Design and construction
- Structural engineer: James Strachan

= Merewether Clock Tower =

Merewether Clock Tower or Merewether Tower is a neo-Gothic clocktower built during the Victorian era in Karachi, Pakistan. The tower is a landmark in central Karachi, and is at the termini of two of the most important roads in central Karachi: Muhammad Ali Jinnah Road and I. I. Chundrigar Road. The tower used to mark the boundary of the city when arriving from the port at Kiamari, and marked the dividing line between Karachi's Old Town and its newer European quarters to the east. It currently is the westernmost point of the Serai Quarter.

==History==
Merewether Tower was raised by public subscription as a memorial for Sir William L. Merewether, who served as Commissioner of Sindh from 1867 to 1877. Designed by James Strachan, the Municipal Engineer of Karachi, the foundation stone was laid by the Governor of Bombay, Sir James Fergusson in 1884. It was formally opened to the public in 1892 by the Commissioner in Sind, Sir Evan James, at a total cost of 37,178 rupees.

==Architecture==
Strachan designed the tower in the Gothic Revival style popular in Victorian England, to evoke the architecture of Medieval England (11th to 15th century CE). The architecture takes the form of an Eleanor cross.

The clocktower stands on a base of 44 feet square and rises to a height of 102 feet. 4 clocks are situated at a height of 70 feet on each facade, with a bell that weighs 300 pounds that strikes on the hour. Smaller bells weighing 100 pounds strike on the quarter-hour.

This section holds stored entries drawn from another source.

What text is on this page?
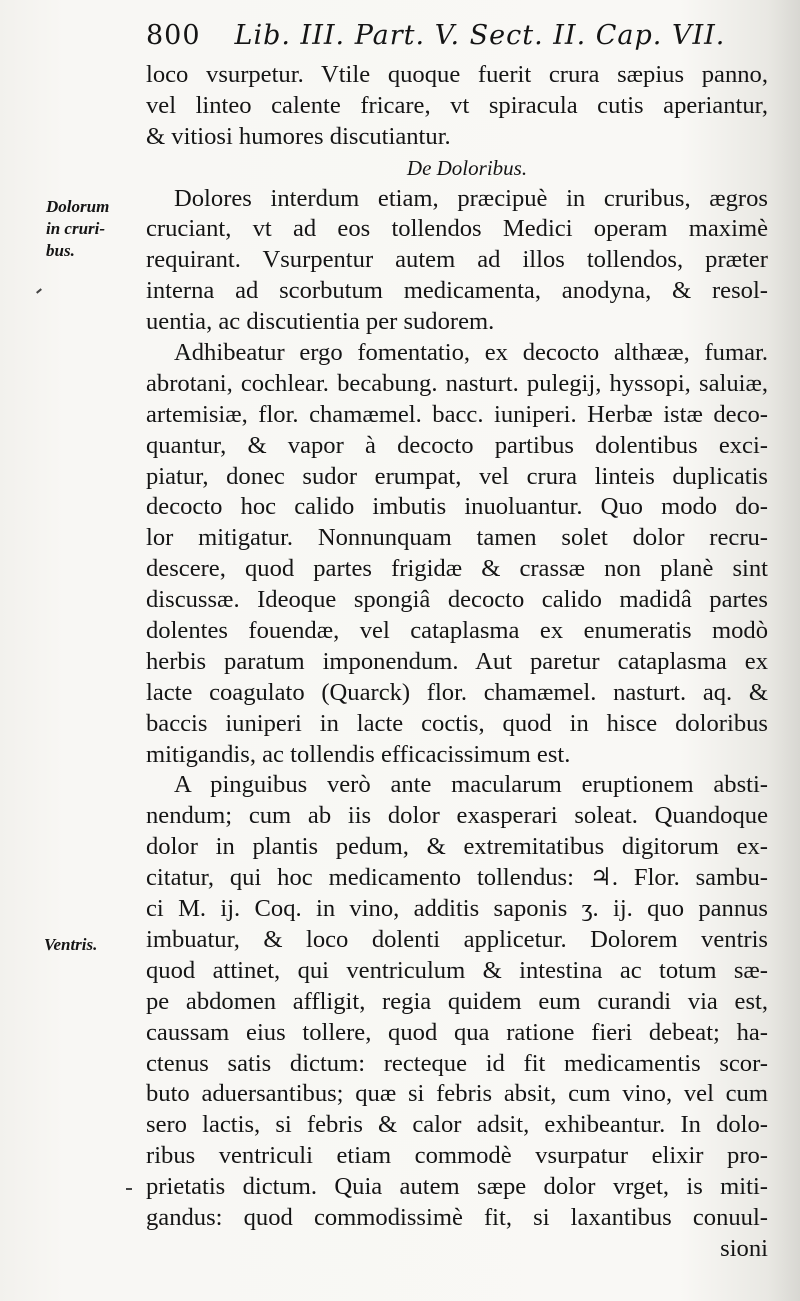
800 Lib. III. Part. V. Sect. II. Cap. VII.
Dolorum
in cruri-
bus.
Ventris.
loco vsurpetur. Vtile quoque fuerit crura sæpius panno,
vel linteo calente fricare, vt spiracula cutis aperiantur,
& vitiosi humores discutiantur.
De Doloribus.
Dolores interdum etiam, præcipuè in cruribus, ægros
cruciant, vt ad eos tollendos Medici operam maximè
requirant. Vsurpentur autem ad illos tollendos, præter
interna ad scorbutum medicamenta, anodyna, & resol-
uentia, ac discutientia per sudorem.
Adhibeatur ergo fomentatio, ex decocto althææ, fumar.
abrotani, cochlear. becabung. nasturt. pulegij, hyssopi, saluiæ,
artemisiæ, flor. chamæmel. bacc. iuniperi. Herbæ istæ deco-
quantur, & vapor à decocto partibus dolentibus exci-
piatur, donec sudor erumpat, vel crura linteis duplicatis
decocto hoc calido imbutis inuoluantur. Quo modo do-
lor mitigatur. Nonnunquam tamen solet dolor recru-
descere, quod partes frigidæ & crassæ non planè sint
discussæ. Ideoque spongiâ decocto calido madidâ partes
dolentes fouendæ, vel cataplasma ex enumeratis modò
herbis paratum imponendum. Aut paretur cataplasma ex
lacte coagulato (Quarck) flor. chamæmel. nasturt. aq. &
baccis iuniperi in lacte coctis, quod in hisce doloribus
mitigandis, ac tollendis efficacissimum est.
A pinguibus verò ante macularum eruptionem absti-
nendum; cum ab iis dolor exasperari soleat. Quandoque
dolor in plantis pedum, & extremitatibus digitorum ex-
citatur, qui hoc medicamento tollendus: ♃. Flor. sambu-
ci M. ij. Coq. in vino, additis saponis ʒ. ij. quo pannus
imbuatur, & loco dolenti applicetur. Dolorem ventris
quod attinet, qui ventriculum & intestina ac totum sæ-
pe abdomen affligit, regia quidem eum curandi via est,
caussam eius tollere, quod qua ratione fieri debeat; ha-
ctenus satis dictum: recteque id fit medicamentis scor-
buto aduersantibus; quæ si febris absit, cum vino, vel cum
sero lactis, si febris & calor adsit, exhibeantur. In dolo-
ribus ventriculi etiam commodè vsurpatur elixir pro-
prietatis dictum. Quia autem sæpe dolor vrget, is miti-
gandus: quod commodissimè fit, si laxantibus conuul-
sioni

It is made of local Gizri sandstone, and Star of David is also visible on its exterior. The tower is decorated with delicate stonework, which was carved by stonemasons of the Silawat community, who are also known as Gazdars.

== Significance ==
The tower used to mark the southern extent of the city when arriving from the port in Kiamari along Napier Mole Road. It also serves as a marker of the dividing line between the Old Town from the new European Serai Quarters. It is also located at the termini of two major thoroughfares: Muhammad Ali Jinnah Road and I. I. Chundrigar Road, and is a major bus-stop.